Would you throw $1,600 into the trash? A recent study discovered that was the average value of uneaten leftovers and spoiled groceries an American family of four tosses away every year. Nationally, that adds up to a staggering $165 billion.
“Food waste is not only a waste of calories, but all the water, energy, fertilizers, and greenhouse gases used to grow or create the food are also wasted every time something goes in the garbage,” says John C. Scott, Subway Vice President of Global Sustainability and Responsibility.
Subway does its part to reduce food waste in restaurants by baking bread and preparing fresh ingredients daily, eliminating excess leftovers. “We’ve also implemented new mobile apps to help franchisees manage their inventory better, so we have proper management of expiration dates and to ensure we don’t have too much inventory at any one store,” says Scott.
Cutting down on wasted food is easy to do at home, too.
Spend your Sunday mornings planning a menu for the week ahead. Start by looking through your fridge and pantry to see what’s already there, making sure to prioritize perishable foods so they won’t go bad before you have a chance to use them.
Make those warehouse trips pay off by making good use of your bulk food items. Immediately cut up your fruits and veggies and refrigerate or freeze them so they’ll be ready to go. Cooking and freezing meat such as ground beef or chicken not only prevents spoiling, it also makes dinnertime a breeze.

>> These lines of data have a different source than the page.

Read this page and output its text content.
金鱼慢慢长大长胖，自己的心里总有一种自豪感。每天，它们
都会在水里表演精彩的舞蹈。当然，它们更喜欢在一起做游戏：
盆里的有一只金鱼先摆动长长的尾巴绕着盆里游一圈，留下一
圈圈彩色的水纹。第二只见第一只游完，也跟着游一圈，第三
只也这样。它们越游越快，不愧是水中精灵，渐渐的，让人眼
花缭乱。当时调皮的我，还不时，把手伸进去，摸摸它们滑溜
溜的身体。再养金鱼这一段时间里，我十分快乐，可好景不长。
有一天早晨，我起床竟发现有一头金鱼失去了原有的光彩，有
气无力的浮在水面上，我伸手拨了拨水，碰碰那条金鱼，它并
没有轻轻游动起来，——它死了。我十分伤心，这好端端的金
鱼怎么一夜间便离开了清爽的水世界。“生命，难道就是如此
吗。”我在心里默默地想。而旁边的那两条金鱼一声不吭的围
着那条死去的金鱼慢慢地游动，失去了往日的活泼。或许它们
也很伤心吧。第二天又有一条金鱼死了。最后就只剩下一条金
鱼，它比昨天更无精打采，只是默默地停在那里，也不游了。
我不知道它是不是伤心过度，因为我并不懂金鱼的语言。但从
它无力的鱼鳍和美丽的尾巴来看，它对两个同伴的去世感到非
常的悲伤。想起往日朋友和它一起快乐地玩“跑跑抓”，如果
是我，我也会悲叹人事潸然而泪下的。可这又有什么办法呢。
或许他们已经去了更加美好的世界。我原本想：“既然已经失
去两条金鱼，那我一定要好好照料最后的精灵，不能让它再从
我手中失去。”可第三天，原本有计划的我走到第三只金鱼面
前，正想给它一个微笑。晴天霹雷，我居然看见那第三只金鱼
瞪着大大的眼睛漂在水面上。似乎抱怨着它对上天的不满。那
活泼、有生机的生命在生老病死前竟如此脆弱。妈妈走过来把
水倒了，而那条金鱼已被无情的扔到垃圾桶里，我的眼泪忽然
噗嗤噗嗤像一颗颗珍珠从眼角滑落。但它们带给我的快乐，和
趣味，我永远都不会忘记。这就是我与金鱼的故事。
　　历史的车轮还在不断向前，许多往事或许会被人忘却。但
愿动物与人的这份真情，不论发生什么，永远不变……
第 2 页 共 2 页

Improper storage can shorten the life of your food before you have a chance to put it on the table. For instance, bananas and onions should be kept on the counter rather than in the fridge, and berries become moldy if washed before refrigerating. (Wash them right before eating instead.)
When you plan your weekly menu, designate one or two days to use up the leftovers from previous meals.
Produce scraps can be used to make a compost heap. Start with a plastic or ceramic container with holes for ventilation (preferably on the lid). If you have outdoor space, begin with a thin layer of leaves or straw in a corner of your yard, add scraps (no meat), and cover with a layer of garden soil and more leaves or straw. Mix it with a shovel now and then, and in a few weeks, the mixture should decompose into healthy black compost.